How the German Demand for Flower Opens Opportunities Across South America

By Esteban Rossi I., Ph.D., New Frontier Data Analyst

Dry (cured) flower is the world’s most widely used cannabis product. In South America, Uruguayan firms have since 2019 sold their cannabis flower in Switzerland and Germany, with numerous South American firms subsequently focusing their attentions in Western Europe. The German market, as the continent’s largest national cannabis importer and consumer, represents long-term opportunities for South American producers. 

The German market exhibits great potential for several reasons. As increasingly demonstrated, patients and doctors recognize the therapeutic benefits and safety of cannabis to manage pain, anxiety, epilepsy, MS, and other pathologies. Given Germany’s sizable estimated population of 83.9 million, numerous firms could find a niche in its market, yet its outsized regional influence further suggests that the development of the German medical market will encourage legislative advances among other European countries.

Indeed, in recent years, numerous European Union members including Denmark, the Czech Republic, Malta, Poland, Italy, and the Netherlands have taken decisive steps toward establishing a foundational market for cannabis flower. Although regulatory approaches and market characteristics vary, New Frontier Data expects that the European market will continue to evolve in line with public interest in health and drug policy reform.

According to the Federal Institute for Drugs and Medical Devices (BfArM), German imports of certified flower for medical purposes in 2020 reached 9,231 kg. Although suppliers did not report the wholesale value of these shipments, New Frontier Data estimated (from aggregate governmental figures) the price to be between €4 and €7 per gram. Interestingly, flower imports grew consistently over the last three years: 3,129 kgs in 2018, increasing to 6,740 kg in 2019, and 9,231 kg in 2020. Those figures indicate growing demand and market consolidation.

Though detailed sales data are unavailable, the public insurance system (GKV) publishes aggregate reimbursement records: Between January-September 2020, GKV figures show doctors filling over 241,000 prescriptions for an undisclosed number of patients. The value of those transactions added up to EUR €111 million (USD $134 million). The prescriptions included flower, magistral preparation isolates, and finished medical products. During that period, flower sales comprised EUR €54 million, including both processed and unprocessed flower.

The total size of the German medical market is difficult to estimate as the government does not publish data from private insurance information, and lacks a system to record out-of-pocket purchases. Moreover, patients’ needs and ticket sizes vary widely. Models developed by New Frontier Data indicate that approximately 22 million patients with chronic diseases in Germany could benefit from medicinal cannabis. Across Western Europe overall, more than 100 million people live with one of 12 well-researched chronic conditions that can be managed with cannabis products.

Considering the large number of patients who could benefit from cannabis-based medicines, Germany offers interesting opportunities for flower producers. During the past three years, the government has established a sound regulatory framework, facilitated the development of distribution networks, and included cannabis in the list of products covered by public insurance system. Moreover, as patients increasingly experiment with cannabis products, demand will logically continue to grow.

Since Uruguay was able to sell more than four tons (i.e., 4,500 to 4,800 kg) of flower between 2019 and 2020, Colombian firms redirected their focuses toward Europe. In late 2020 and again this year, numerous Colombian associations and firms requested that the administration of President Ivan Duque update the governmental regulations especially Decree 613 (2017) to allow exports of dry flower. Meantime, the lawmakers have yet to issue an official response.

While the Duque administration remains demonstrably lukewarm towards their industry, Colombian cannabis trade representatives have since 2019 noted how regulatory and administrative processes involving the drug agency Invima and officials with the Fondo Nacional de Estupefacientes (FNE) — which issues quotas on THC production — have undergone considerable delays. In their defense, government officials claimed that the large number of license applications surpassed their operational capacities.
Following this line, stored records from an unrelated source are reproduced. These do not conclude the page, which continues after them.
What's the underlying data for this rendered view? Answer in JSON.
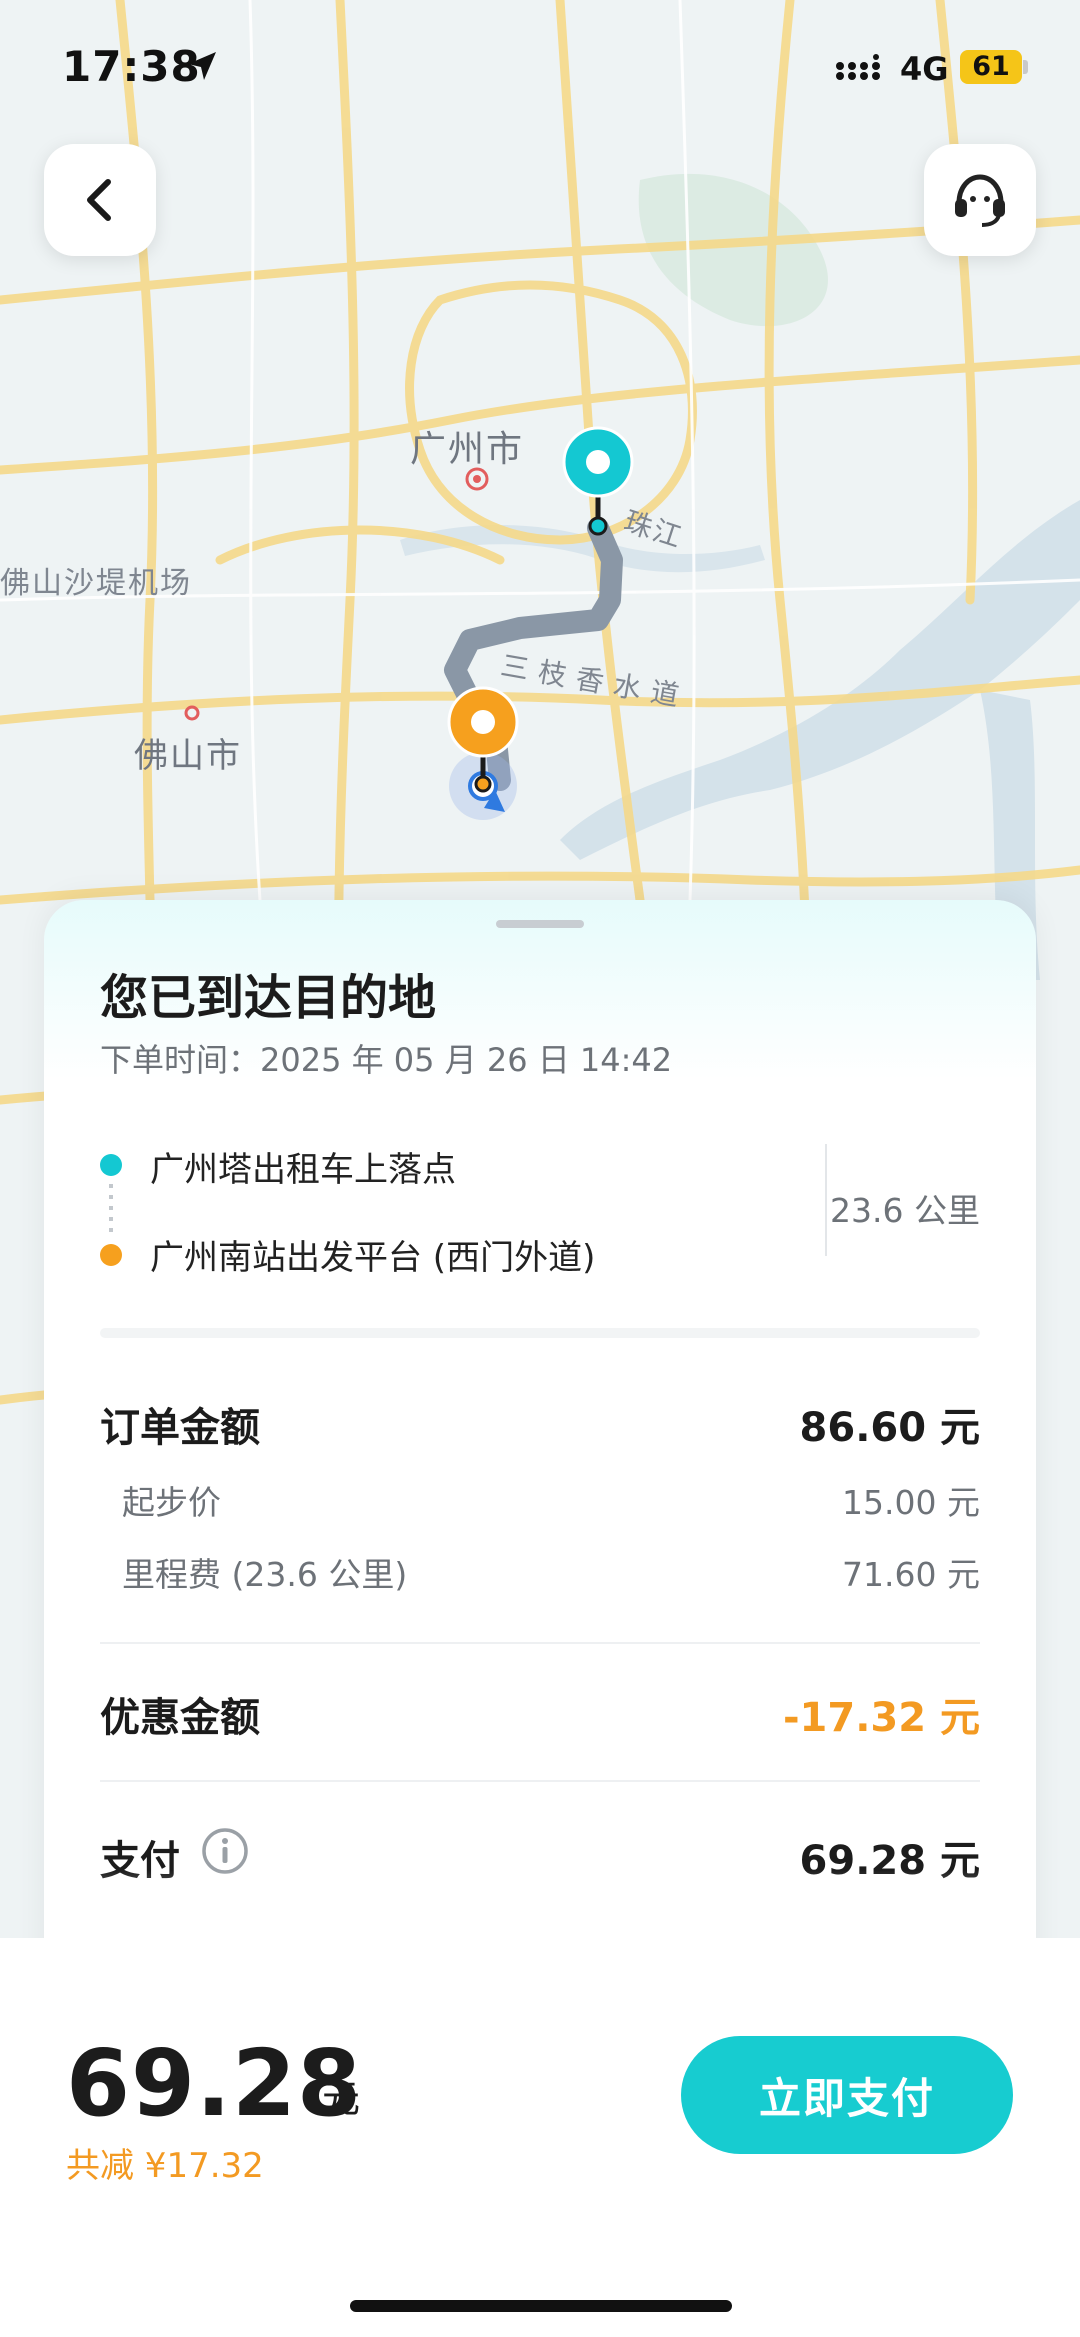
{
  "status_bar": {
    "time": "17:38",
    "network": "4G",
    "battery": "61"
  },
  "map": {
    "labels": {
      "guangzhou": "广州市",
      "foshan": "佛山市",
      "airport": "佛山沙堤机场",
      "river": "珠江",
      "canal": "三枝香水道"
    }
  },
  "trip": {
    "title": "您已到达目的地",
    "order_time": "下单时间：2025 年 05 月 26 日 14:42",
    "start": "广州塔出租车上落点",
    "end": "广州南站出发平台 (西门外道)",
    "distance": "23.6 公里"
  },
  "fare": {
    "order_amount_label": "订单金额",
    "order_amount": "86.60 元",
    "base_label": "起步价",
    "base": "15.00 元",
    "mileage_label": "里程费 (23.6 公里)",
    "mileage": "71.60 元",
    "discount_label": "优惠金额",
    "discount": "-17.32 元",
    "pay_label": "支付",
    "pay": "69.28 元"
  },
  "bottom": {
    "total": "69.28",
    "currency": "元",
    "saved": "共减 ¥17.32",
    "pay_button": "立即支付"
  },
  "colors": {
    "accent": "#17ccd0",
    "orange": "#f39a22",
    "start_dot": "#14c8d2",
    "end_dot": "#f6a01e"
  },
  "icons": {
    "back": "chevron-left-icon",
    "service": "headset-icon",
    "info": "info-icon"
  }
}
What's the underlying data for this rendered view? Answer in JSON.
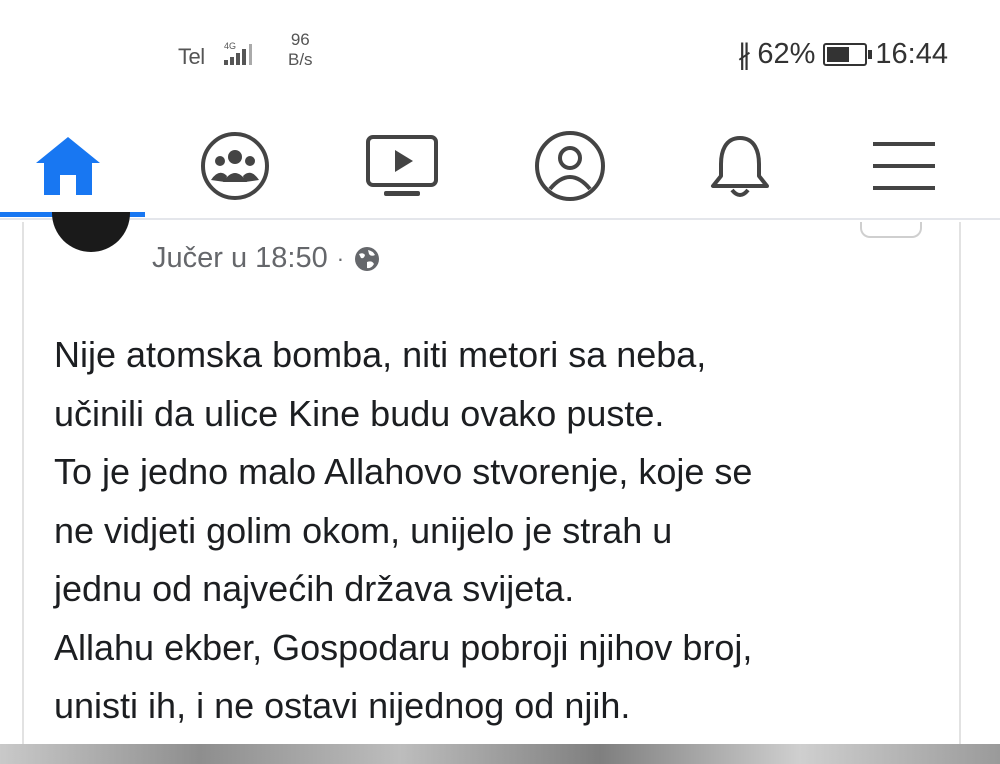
{
  "status_bar": {
    "carrier": "Tel",
    "network_type": "4G",
    "speed_value": "96",
    "speed_unit": "B/s",
    "battery_percent": "62%",
    "battery_level": 0.62,
    "time": "16:44"
  },
  "nav": {
    "items": [
      {
        "name": "home",
        "icon": "home-icon",
        "active": true
      },
      {
        "name": "groups",
        "icon": "groups-icon",
        "active": false
      },
      {
        "name": "watch",
        "icon": "video-icon",
        "active": false
      },
      {
        "name": "profile",
        "icon": "profile-icon",
        "active": false
      },
      {
        "name": "notifications",
        "icon": "bell-icon",
        "active": false
      },
      {
        "name": "menu",
        "icon": "hamburger-menu-icon",
        "active": false
      }
    ],
    "accent_color": "#1877f2"
  },
  "post": {
    "timestamp": "Jučer u 18:50",
    "separator": "·",
    "privacy_icon": "globe-icon",
    "lines": [
      "Nije atomska bomba, niti metori sa neba,",
      "učinili da ulice Kine budu ovako puste.",
      "To je jedno malo Allahovo stvorenje, koje se",
      "ne vidjeti golim okom, unijelo je strah u",
      "jednu od najvećih država svijeta.",
      "Allahu ekber, Gospodaru pobroji njihov broj,",
      "unisti ih, i ne ostavi nijednog od njih."
    ]
  }
}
Just a few days ago, however, the Colombian government shared a new draft of Decree 613 including some language to allow flower exports. Still, the current (draft) version of the decree remains deeply ambiguous, as flower exports will require further publication of revised regulations.  Nevertheless, industry representatives remain committed to building stronger relationships with the government to leverage emerging opportunities in Europe.

In sum, the export flower market remains a key target for Latin American producers. Yet, regulatory barriers and technical requirements in the European market should not be underestimated. South American firms interested in exporting medicinal flower must comply with good agricultural and manufacturing practices (i.e., Global Gap, EU-GMP). In addition, successful exporting requires building strong commercial networks. Colombian firms are well aware of that being a tall order, but Uruguay has helped paved the way, and the region has already attracted the necessary resources, talent, and capital to fulfill it.